Cosas que ver viajando por las poblaciones rurales al
noroeste de Moscú: sus bosques frondosos de abedules y pinos que llevan hasta
el primero de sus pueblos, Sergiev Posad, y que se alternan con llanuras
inmensas salpicadas de hileras de casas de madera, no pocas de ellas derruidas,
a las que solo el diseño de sus marcos y la inclinación de sus tejados
distinguen del paisaje norteamericano de las carreteras de Mississippi o
Alabama. El tronco de árbol tallado y pintado que espera a la salida de un
cambio de rasante, simulando ser un coche de policía.
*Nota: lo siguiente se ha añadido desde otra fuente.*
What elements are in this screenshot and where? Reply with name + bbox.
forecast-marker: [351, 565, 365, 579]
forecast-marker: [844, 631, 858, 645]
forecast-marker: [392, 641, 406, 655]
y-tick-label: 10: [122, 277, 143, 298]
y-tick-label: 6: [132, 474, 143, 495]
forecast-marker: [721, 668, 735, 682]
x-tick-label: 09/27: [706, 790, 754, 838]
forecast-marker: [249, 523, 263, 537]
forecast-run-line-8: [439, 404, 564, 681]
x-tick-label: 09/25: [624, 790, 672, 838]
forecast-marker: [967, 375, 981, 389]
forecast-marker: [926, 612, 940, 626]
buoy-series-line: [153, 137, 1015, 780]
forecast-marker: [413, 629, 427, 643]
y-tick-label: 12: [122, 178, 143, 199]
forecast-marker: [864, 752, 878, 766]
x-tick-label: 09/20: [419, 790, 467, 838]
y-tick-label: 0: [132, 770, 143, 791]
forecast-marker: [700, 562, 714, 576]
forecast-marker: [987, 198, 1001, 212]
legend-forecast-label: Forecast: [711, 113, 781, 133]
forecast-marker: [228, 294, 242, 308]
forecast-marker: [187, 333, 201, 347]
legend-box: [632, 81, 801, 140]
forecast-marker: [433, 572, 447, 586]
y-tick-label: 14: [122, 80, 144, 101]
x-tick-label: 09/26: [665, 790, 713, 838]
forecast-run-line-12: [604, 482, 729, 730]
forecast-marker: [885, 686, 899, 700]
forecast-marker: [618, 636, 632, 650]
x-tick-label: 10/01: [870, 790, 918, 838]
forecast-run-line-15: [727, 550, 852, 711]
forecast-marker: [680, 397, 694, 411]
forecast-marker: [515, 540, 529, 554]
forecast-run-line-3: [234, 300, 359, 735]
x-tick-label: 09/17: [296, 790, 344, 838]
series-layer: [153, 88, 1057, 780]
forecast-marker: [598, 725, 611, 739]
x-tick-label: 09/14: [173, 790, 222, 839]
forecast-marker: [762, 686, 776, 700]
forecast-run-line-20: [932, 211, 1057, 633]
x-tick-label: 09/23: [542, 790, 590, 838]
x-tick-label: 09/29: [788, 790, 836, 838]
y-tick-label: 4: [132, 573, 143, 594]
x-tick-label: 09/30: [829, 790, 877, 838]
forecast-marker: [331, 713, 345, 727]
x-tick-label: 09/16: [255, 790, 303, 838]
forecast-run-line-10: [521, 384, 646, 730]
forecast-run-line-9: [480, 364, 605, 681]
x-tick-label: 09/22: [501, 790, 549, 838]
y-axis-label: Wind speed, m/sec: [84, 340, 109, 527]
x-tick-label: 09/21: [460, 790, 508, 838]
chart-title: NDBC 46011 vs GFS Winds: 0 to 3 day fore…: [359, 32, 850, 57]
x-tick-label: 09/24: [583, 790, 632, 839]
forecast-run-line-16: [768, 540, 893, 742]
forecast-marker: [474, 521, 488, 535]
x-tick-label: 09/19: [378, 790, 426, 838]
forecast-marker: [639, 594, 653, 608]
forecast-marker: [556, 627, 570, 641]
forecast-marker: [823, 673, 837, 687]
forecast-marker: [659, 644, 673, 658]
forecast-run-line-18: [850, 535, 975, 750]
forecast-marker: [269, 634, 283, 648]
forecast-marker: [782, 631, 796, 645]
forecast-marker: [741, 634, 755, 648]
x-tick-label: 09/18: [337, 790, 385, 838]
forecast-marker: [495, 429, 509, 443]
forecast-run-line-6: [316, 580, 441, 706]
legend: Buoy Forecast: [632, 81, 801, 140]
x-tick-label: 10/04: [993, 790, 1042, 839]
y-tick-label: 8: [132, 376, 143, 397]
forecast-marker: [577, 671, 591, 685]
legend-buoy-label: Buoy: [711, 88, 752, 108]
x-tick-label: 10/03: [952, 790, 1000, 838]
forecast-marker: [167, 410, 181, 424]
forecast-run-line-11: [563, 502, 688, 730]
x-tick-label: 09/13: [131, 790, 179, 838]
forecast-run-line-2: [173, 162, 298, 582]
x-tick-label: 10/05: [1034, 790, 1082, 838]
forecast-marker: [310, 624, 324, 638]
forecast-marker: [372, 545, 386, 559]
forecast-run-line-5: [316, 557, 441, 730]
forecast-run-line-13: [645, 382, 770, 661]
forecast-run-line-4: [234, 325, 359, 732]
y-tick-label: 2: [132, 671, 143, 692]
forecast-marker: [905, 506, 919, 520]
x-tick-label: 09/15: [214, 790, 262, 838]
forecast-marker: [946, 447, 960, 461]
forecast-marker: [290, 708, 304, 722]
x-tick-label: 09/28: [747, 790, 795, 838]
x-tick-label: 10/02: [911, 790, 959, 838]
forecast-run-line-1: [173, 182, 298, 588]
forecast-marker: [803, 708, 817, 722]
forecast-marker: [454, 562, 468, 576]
Los tres hombres que
entran súbita, discretamente en la catedral del monasterio de San Eutimio, en
Suzdal, y cantan en el altar para los seis que estamos, como si no hubiese
restauración posible mejor ejecutada que esa. Los manzanos repletos por
doquier, también en el Monasterio Goritsky, en Pereslav-Zalessky, donde todo el
paseo está adornado por el perfume dulzón que exhalan las innumerables manzanas
que se pudren en el suelo a la sombra de sus copas. El lago inmenso e inverosímilmente
inmóvil a la llegada a Rostov-Veliky. El craquelado de las nubes y la luna,
llegando de noche a Suzdal tras la luz pictórica del Volga reflejada en Clyos. Los
puestos enormes de peluches no menos gigantes, situados junto a moteles de
camioneros en el tramo de carretera que va desde Vladimir a Moscú. El inglés
que se habla con las manos por doquier.